Wagner Günter P, Altenberg Lee
Center for Computational Ecology, Department of Biology, Yale University, New Haven, Connecticut, 06511.
Hawaii Institute of Geophysics and Planetology, University of Hawaii at Manoa, Manoa, Hawaii, 96822.
Evolution. 1996 Jun;50(3):967-976. doi: 10.1111/j.1558-5646.1996.tb02339.x.

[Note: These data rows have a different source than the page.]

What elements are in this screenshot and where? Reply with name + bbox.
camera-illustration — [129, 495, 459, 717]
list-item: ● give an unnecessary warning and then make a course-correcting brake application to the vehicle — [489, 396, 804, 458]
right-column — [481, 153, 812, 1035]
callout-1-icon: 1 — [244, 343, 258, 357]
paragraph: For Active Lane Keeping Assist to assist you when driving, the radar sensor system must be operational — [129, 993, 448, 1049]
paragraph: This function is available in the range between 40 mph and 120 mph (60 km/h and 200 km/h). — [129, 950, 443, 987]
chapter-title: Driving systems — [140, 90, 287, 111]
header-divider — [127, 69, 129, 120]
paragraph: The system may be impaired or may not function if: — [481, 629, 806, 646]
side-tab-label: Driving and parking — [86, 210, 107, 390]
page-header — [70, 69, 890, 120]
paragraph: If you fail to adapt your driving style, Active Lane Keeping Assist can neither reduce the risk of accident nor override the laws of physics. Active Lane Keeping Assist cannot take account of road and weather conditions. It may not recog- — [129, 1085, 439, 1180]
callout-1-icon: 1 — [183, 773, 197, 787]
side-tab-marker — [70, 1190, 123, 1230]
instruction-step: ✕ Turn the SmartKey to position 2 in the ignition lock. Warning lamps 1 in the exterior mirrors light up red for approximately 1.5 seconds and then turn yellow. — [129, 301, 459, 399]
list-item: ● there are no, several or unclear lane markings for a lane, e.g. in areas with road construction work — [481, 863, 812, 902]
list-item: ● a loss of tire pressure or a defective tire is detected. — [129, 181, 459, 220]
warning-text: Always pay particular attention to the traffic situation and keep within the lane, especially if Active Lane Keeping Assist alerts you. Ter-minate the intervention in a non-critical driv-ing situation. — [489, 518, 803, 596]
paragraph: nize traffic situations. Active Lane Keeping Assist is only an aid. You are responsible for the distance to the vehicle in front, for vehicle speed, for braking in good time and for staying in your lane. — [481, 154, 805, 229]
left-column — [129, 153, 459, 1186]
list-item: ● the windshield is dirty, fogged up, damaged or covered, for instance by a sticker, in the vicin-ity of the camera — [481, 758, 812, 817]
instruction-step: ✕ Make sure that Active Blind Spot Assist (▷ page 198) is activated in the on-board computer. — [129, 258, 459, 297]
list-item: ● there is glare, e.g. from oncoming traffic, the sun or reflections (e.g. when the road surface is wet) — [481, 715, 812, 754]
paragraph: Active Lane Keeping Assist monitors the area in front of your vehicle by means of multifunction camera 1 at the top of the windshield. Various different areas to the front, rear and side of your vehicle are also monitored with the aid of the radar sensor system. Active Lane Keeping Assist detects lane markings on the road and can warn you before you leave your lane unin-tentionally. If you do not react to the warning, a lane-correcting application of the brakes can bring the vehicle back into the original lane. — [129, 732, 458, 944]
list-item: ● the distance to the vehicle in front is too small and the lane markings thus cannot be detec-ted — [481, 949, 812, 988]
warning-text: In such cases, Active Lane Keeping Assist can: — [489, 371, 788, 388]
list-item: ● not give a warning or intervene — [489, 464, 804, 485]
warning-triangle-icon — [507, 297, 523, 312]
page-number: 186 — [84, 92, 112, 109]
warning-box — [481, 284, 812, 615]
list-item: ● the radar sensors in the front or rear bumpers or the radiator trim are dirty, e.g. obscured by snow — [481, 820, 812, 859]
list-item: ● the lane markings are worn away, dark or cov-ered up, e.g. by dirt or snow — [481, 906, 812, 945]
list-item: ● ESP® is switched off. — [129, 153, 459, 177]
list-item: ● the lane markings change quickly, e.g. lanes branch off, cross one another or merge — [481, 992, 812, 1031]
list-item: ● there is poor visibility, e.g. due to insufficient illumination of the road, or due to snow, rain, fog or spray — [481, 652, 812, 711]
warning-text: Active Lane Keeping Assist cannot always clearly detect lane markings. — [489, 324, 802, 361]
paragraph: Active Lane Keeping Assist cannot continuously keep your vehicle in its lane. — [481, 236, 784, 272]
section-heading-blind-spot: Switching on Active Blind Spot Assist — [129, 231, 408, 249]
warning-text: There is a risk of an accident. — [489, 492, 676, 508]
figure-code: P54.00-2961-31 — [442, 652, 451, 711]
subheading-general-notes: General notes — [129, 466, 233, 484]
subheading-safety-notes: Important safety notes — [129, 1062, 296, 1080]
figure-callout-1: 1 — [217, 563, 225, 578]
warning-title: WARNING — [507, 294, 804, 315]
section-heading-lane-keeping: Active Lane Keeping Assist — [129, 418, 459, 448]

The problem of complex adaptations is studied in two largely disconnected research traditions: evolutionary biology and evolutionary computer science. This paper summarizes the results from both areas and compares their implications. In evolutionary computer science it was found that the Darwinian process of mutation, recombination and selection is not universally effective in improving complex systems like computer programs or chip designs. For adaptation to occur, these systems must possess "evolvability," i.e., the ability of random variations to sometimes produce improvement. It was found that evolvability critically depends on the way genetic variation maps onto phenotypic variation, an issue known as the representation problem. The genotype-phenotype map determines the variability of characters, which is the propensity to vary. Variability needs to be distinguished from variations, which are the actually realized differences between individuals. The genotype-phenotype map is the common theme underlying such varied biological phenomena as genetic canalization, developmental constraints, biological versatility, developmental dissociability, and morphological integration. For evolutionary biology the representation problem has important implications: how is it that extant species acquired a genotype-phenotype map which allows improvement by mutation and selection? Is the genotype-phenotype map able to change in evolution? What are the selective forces, if any, that shape the genotype-phenotype map? We propose that the genotype-phenotype map can evolve by two main routes: epistatic mutations, or the creation of new genes. A common result for organismic design is modularity. By modularity we mean a genotype-phenotype map in which there are few pleiotropic effects among characters serving different functions, with pleiotropic effects falling mainly among characters that are part of a single functional complex. Such a design is expected to improve evolvability by limiting the interference between the adaptation of different functions. Several population genetic models are reviewed that are intended to explain the evolutionary origin of a modular design. While our current knowledge is insufficient to assess the plausibility of these models, they form the beginning of a framework for understanding the evolution of the genotype-phenotype map.
进化生物学和进化计算机科学。本文总结了这两个领域的研究结果并比较了它们的意义。在进化计算机科学中发现,突变、重组和选择的达尔文过程在改进诸如计算机程序或芯片设计等复杂系统方面并非普遍有效。为了实现适应性,这些系统必须具备“可进化性”,即随机变异有时能产生改进的能力。研究发现,可进化性关键取决于遗传变异映射到表型变异的方式,这一问题被称为表征问题。基因型 - 表型映射决定了性状的变异性,即变异的倾向。变异性需要与变异区分开来,变异是个体之间实际出现的差异。基因型 - 表型映射是诸如遗传稳态、发育限制、生物多功能性、发育解离性和形态整合等各种生物现象背后的共同主题。对于进化生物学而言,表征问题具有重要意义:现存物种是如何获得允许通过突变和选择实现改进的基因型 - 表型映射的?基因型 - 表型映射在进化过程中能够改变吗?塑造基因型 - 表型映射的选择力量(如果有的话)是什么?我们提出,基因型 - 表型映射可以通过两条主要途径进化:上位性突变或新基因的产生。生物体设计的一个常见结果是模块化。我们所说的模块化是指一种基因型 - 表型映射,其中服务于不同功能的性状之间几乎没有多效性效应,多效性效应主要出现在属于单个功能复合体一部分的性状之间。这样的设计预计通过限制不同功能适应性之间的干扰来提高可进化性。本文回顾了几个群体遗传模型,这些模型旨在解释模块化设计的进化起源。虽然我们目前的知识不足以评估这些模型的合理性,但它们构成了理解基因型 - 表型映射进化框架的开端。